Scientists tell us that time is relative. We actually don’t need scientists to tell us that — just check with any family in the month of December. The children will tell you that the days leading up to Christmas are crawling. The parents will tell you that time is flying by and they don’t know how they will get everything done. If you are anything like me these days of sheltering in place and social distancing are more in the crawling category than in the flying by category. It has been fifteen days since the governor issued the “stay at home” order. It seems a lot longer than that. On the horizon loom at least another twenty-five days of isolation. This is going to be a long trek through the desert.

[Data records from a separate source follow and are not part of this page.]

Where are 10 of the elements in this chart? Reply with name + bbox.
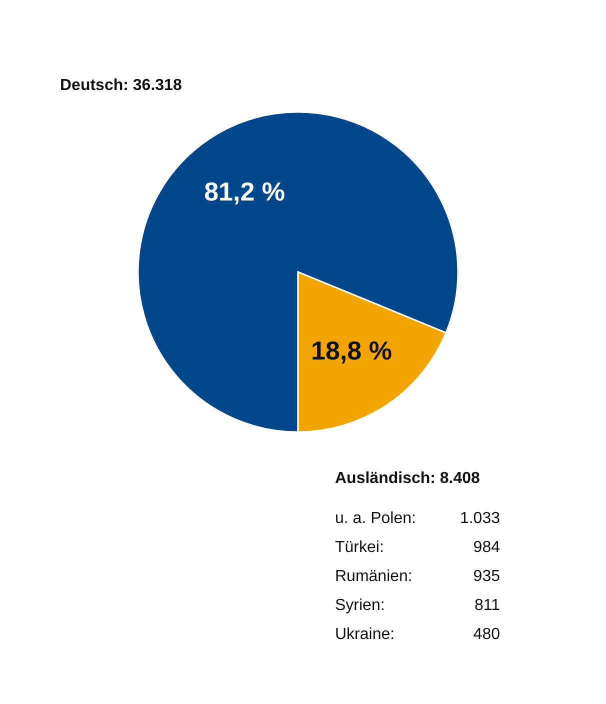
text: Syrien: 811 bbox=[335, 597, 500, 614]
slice-label: Ausländisch: 8.408 bbox=[335, 470, 480, 487]
data-label: 18,8 % bbox=[310, 336, 392, 366]
data-label: 81,2 % bbox=[204, 176, 286, 206]
text: Türkei: 984 bbox=[335, 539, 500, 556]
text: Rumänien: 935 bbox=[335, 568, 500, 585]
text: Ukraine: 480 bbox=[335, 626, 500, 643]
text: u. a. Polen: 1.033 bbox=[335, 510, 500, 527]
pie-slice bbox=[137, 111, 459, 433]
slice-label: Deutsch: 36.318 bbox=[60, 77, 182, 94]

The relativity of time is witnessed in the scripture for today, Passion Sunday, better known as Palm Sunday. What a time for Jesus. It starts off with the adulation of the crowds and ends in ignominious death. Jesus might have wanted the palm waving to go on longer and the events of the passion shortened. But when you look at it, the whole event of Jesus’ passion as reported in St. Matthew’s gospel lasted less than twenty-four hours: the Last Supper, the Agony in the Garden, the arrest, the trial before the Sanhedrin, the abuse by the guards, the denial of Peter, the trial before Pilate, the scourging at the pillar, the crowning with thorns, carrying the cross up Calvary Hill, the three hours on the cross, his death, the burial. Looking back on the events it seems like everything was on fast forward. My guess, though, is that for Jesus it felt like everything was in super slo-mo. What could he do to prepare his disciples for the shocks to come? How could he demonstrate his fidelity to the will of God as revealed in the scriptures? Was it possible to confront the cruelty of the Roman oppressors? But what really slowed down time was the pain. Notice all of the varieties of cruelty inflicted on his body and imagine what that was like. Jesus doubtless felt that time on the cross would never end. He probably wondered more than once “won’t this ever be over. When will the pain cease?”

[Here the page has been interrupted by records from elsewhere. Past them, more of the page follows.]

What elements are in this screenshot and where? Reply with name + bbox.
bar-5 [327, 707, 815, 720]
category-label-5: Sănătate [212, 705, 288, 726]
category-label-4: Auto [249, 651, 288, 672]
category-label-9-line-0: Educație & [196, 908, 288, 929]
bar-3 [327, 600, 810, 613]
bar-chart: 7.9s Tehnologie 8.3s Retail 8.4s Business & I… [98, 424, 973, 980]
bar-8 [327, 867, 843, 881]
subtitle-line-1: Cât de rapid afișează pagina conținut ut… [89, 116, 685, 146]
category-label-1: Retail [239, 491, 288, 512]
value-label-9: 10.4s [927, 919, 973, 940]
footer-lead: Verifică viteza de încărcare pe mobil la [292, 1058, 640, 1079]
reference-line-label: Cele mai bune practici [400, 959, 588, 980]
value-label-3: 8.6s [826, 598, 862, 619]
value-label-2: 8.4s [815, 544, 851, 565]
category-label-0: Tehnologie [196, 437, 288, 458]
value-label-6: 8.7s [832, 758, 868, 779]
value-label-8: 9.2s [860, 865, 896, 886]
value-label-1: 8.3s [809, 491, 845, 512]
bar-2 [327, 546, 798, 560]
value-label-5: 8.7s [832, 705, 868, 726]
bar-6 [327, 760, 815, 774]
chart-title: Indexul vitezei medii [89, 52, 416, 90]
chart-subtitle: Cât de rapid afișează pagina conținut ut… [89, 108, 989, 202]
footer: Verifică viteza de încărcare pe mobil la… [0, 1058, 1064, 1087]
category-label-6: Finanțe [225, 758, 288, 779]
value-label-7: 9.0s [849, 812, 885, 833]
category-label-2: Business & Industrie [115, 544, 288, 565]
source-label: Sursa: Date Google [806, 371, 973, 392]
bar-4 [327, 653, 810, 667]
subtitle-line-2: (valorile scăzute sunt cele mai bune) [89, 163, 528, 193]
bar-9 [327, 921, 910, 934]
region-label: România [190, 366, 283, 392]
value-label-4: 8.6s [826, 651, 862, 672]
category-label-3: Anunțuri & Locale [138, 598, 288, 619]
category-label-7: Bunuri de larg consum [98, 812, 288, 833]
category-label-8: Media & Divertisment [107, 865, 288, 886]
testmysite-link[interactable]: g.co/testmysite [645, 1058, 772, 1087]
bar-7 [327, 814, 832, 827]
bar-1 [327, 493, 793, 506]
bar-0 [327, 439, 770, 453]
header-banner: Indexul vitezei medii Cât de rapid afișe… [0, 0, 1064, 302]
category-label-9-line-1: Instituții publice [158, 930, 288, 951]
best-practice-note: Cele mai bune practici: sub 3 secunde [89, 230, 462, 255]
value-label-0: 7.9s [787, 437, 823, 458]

Time on the cross. This is a holy week like none of us have ever experienced. Coming as it does in the middle of the stay at home order we have a hard time even marking this as anything more than ordinary days stretching backward and forward with a boring sameness. This is our time on the cross. But since time is relative we can invest these days with meaning beyond staring at TVs or computer screens. Like Jesus we can find redemption as we go through our (relatively minor) suffering of the pandemic. We can speed up our care for those we live with and slow down our tendency to judge. We can speed up our reliance on God and slow down our need to be in control. We can speed up our solidarity with suffering people everywhere and slow down our tendency to care only for little old me. Our time in the cross is relative – will it lead us to greater selfishness or greater holiness? Only time will tell.